Lowrie's ground single through the first base/second base hole brought home Jason Bay from second base and made the Red Sox 3-2 victors with two outs in the bottom of the ninth. It was an appropriate climax to a brilliant game that reminded the lucky spectators that when it comes to flat-out, unscripted, never-seen-that-before drama, there is baseball - especially playoff baseball - and there is everything else.
I mean, how great were those gripping final two innings? The Red Sox had it won, lost complete control of it, then won it back against a pitcher who had begun his night's work by striking out three of the first four men he faced.
That pitcher was Scot Shields, not Frankie Rodriguez. Where was K-Rod? He was watching, just like his counterpart, Jonathan Papelbon. Neither manager had the use of his All-Star closer, each of whom had done superb work the night before.

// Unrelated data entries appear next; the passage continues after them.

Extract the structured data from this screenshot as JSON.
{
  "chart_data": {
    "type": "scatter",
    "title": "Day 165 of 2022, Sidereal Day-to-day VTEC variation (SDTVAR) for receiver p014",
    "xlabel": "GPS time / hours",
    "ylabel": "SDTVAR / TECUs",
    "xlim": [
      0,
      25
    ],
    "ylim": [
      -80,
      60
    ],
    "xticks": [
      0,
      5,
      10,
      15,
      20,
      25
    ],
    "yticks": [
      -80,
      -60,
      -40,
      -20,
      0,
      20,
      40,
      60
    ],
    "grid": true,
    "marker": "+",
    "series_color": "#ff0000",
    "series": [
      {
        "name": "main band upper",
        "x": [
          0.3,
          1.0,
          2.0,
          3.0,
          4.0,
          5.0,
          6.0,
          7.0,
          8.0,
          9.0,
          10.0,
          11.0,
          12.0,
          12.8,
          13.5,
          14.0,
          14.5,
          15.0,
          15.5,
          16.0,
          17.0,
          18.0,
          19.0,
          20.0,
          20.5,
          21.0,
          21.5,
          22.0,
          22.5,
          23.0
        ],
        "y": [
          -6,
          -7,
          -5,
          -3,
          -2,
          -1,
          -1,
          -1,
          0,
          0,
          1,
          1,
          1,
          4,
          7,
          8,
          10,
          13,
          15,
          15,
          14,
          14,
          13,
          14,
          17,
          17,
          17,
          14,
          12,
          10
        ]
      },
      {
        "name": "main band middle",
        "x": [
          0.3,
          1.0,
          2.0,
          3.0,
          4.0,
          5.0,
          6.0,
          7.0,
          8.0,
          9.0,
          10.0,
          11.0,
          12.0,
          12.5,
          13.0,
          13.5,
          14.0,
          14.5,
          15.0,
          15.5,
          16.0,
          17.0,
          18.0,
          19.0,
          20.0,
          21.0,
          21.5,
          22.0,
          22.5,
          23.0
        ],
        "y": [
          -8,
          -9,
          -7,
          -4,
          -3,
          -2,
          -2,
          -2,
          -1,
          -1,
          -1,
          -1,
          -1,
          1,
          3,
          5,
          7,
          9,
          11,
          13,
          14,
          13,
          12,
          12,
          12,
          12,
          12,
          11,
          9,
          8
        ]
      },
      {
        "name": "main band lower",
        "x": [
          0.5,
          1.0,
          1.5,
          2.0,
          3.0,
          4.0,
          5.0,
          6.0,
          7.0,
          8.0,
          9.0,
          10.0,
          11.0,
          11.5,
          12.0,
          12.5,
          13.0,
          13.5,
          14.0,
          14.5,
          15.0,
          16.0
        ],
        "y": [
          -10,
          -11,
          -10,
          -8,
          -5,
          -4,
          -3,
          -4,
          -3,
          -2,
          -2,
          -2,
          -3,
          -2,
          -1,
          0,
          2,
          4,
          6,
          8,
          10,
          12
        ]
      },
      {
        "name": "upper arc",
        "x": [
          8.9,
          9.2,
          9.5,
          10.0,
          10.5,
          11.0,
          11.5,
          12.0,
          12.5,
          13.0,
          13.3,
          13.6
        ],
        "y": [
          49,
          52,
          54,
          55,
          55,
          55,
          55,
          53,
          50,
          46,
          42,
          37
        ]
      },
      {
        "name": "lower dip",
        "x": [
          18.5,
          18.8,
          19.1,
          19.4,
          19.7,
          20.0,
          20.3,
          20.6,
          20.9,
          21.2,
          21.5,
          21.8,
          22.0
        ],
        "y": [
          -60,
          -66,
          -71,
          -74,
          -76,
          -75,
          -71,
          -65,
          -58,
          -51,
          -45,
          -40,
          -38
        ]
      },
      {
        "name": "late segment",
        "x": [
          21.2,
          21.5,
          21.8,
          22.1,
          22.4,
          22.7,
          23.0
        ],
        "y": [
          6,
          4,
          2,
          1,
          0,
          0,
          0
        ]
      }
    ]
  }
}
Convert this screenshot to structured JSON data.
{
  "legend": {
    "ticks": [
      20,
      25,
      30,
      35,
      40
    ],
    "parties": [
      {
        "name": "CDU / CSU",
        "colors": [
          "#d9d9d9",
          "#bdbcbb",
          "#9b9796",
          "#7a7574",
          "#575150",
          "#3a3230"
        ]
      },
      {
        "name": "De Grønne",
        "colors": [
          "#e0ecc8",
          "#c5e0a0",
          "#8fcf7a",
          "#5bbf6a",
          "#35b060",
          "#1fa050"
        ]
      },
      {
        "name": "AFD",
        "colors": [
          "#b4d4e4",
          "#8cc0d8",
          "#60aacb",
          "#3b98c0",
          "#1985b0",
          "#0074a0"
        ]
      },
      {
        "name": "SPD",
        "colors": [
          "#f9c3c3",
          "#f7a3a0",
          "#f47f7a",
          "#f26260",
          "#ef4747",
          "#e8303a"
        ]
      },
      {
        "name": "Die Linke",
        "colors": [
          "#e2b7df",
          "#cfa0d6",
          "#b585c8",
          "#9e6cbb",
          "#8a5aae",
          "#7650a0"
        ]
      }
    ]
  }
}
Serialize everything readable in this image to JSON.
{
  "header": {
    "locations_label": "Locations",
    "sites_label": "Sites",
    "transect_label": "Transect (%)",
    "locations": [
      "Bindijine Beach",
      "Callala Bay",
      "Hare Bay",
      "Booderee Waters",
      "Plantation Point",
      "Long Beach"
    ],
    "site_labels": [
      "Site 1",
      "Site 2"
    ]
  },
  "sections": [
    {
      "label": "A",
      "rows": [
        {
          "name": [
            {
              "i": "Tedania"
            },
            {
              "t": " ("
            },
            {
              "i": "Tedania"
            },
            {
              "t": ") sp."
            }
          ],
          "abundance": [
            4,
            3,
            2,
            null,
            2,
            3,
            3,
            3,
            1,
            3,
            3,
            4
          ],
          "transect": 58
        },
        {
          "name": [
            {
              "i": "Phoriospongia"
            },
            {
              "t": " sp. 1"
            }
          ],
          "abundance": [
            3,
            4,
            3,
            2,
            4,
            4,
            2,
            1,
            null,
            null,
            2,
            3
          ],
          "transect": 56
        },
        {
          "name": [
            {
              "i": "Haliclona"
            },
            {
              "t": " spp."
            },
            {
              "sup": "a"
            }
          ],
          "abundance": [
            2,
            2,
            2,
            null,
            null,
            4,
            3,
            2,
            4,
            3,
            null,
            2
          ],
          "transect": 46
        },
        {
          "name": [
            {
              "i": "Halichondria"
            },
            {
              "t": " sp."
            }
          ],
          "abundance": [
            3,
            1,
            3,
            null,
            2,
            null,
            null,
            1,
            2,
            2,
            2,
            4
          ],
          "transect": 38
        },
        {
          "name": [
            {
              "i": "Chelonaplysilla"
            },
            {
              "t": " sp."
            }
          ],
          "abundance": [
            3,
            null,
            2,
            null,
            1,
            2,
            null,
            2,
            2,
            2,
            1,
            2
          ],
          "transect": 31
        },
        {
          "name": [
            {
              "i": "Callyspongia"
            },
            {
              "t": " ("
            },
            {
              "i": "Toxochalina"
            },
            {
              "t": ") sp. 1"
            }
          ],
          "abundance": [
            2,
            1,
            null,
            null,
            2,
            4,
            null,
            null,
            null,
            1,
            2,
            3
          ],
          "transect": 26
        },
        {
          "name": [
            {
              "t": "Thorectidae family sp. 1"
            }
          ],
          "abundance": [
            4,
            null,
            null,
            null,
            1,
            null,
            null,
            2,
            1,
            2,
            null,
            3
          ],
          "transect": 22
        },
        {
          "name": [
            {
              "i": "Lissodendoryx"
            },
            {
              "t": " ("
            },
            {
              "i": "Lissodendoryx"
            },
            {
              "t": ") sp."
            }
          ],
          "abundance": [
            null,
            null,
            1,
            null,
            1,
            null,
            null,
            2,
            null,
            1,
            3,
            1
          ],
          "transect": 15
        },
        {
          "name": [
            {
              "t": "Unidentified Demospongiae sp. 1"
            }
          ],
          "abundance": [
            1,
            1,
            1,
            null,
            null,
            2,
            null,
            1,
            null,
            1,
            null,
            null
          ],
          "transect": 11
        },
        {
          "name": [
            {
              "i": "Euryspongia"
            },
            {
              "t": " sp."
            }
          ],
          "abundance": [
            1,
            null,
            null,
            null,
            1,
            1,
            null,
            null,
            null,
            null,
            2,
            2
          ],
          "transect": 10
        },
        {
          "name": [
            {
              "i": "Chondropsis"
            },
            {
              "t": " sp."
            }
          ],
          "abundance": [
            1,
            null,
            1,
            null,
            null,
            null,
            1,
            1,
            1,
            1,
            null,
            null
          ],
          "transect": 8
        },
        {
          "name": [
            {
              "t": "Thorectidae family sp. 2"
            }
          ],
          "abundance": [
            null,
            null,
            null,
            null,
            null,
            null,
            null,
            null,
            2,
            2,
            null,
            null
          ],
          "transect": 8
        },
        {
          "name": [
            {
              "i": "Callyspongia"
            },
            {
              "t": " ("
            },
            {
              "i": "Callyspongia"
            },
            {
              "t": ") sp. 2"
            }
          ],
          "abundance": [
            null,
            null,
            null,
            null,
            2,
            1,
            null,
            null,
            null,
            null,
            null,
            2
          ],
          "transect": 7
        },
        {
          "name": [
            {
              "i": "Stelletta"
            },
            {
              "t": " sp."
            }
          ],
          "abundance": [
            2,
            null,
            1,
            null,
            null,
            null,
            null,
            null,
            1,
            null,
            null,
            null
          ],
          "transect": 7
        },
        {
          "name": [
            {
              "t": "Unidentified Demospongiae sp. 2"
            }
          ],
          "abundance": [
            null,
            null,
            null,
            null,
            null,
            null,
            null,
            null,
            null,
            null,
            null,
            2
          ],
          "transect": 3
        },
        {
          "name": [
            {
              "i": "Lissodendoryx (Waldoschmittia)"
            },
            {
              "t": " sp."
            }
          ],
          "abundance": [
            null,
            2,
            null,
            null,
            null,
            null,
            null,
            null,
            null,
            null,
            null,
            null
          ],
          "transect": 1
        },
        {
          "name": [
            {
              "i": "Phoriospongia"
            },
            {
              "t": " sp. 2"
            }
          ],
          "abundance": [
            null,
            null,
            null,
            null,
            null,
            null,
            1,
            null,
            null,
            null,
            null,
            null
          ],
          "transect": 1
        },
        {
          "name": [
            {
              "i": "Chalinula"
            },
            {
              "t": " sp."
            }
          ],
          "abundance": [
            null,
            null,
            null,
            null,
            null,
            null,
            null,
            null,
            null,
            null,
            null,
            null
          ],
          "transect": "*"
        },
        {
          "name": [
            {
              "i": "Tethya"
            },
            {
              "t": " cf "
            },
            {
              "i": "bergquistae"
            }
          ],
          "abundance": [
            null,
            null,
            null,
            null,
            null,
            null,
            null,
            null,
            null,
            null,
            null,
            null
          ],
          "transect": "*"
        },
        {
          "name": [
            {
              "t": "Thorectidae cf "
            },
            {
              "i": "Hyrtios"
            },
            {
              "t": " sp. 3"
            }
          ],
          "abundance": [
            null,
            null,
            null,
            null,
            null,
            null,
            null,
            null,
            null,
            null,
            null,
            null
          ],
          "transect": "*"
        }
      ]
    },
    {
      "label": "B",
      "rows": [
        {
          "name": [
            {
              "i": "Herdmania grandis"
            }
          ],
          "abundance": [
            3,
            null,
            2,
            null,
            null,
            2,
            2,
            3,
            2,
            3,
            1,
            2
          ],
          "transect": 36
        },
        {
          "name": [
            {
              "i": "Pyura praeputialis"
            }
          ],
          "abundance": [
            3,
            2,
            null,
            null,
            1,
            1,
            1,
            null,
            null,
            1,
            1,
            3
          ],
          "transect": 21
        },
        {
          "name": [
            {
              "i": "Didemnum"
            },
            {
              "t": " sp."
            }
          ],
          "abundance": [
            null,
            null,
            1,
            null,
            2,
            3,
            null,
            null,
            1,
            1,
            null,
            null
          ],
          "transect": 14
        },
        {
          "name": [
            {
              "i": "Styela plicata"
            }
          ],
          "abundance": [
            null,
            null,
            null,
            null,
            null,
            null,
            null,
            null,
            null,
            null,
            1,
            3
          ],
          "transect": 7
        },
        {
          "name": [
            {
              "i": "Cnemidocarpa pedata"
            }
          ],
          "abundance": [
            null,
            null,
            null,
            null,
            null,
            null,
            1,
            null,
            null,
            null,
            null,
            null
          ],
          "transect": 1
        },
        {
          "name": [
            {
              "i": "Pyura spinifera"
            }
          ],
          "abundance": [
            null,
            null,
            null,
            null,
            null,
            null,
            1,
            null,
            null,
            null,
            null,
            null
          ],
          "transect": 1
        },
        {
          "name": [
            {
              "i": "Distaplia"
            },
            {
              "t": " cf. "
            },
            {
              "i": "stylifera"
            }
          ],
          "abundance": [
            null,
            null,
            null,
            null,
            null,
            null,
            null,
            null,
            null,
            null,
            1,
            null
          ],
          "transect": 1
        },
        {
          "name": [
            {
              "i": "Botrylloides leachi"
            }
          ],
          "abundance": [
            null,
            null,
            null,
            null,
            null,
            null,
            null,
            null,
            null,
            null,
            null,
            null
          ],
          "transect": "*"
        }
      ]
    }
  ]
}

For seven innings the story was Jon Lester. Twice within five days, Angels ace John Lackey had found himself matched up against the 24-year-old Boston lefty, and twice he pitched well enough not to win. The big righty was touched up in only one inning, and even then he wasn't exactly smacked around, the Red Sox scoring the first run on a ground out (Howie Kendrick bobbled it, but it would have been difficult to turn two on Jacoby Ellsbury) and the second when Dustin Pedroia broke an 0-for-15 drought with a double off the Wall to bring home Jason Varitek.
Lackey's problem was that Lester had given the Angels nothing. They made him work to get through the first three innings (54 pitches), but, as usual, he had the right pitch for the occasion, leaving two men stranded in the second, third, and fifth.
The biggest moment had to be a two-on, two-out situation in the fifth, when he got the very dangerous Mark Teixeira looking on a 3-and-2 pitch after throwing a very close 2-and-2 pitch that had him walking off the mound toward the dugout, only to see plate umpire Ed Rapuano signal a ball. Coming back to freeze a great hitter such as Teixeira to get out of the situation tells you all you need to know about the kind of pitcher this young man has become.
"We needed to have Jon Lester give us a strong starting performance," said manager Terry Francona, "and he did that."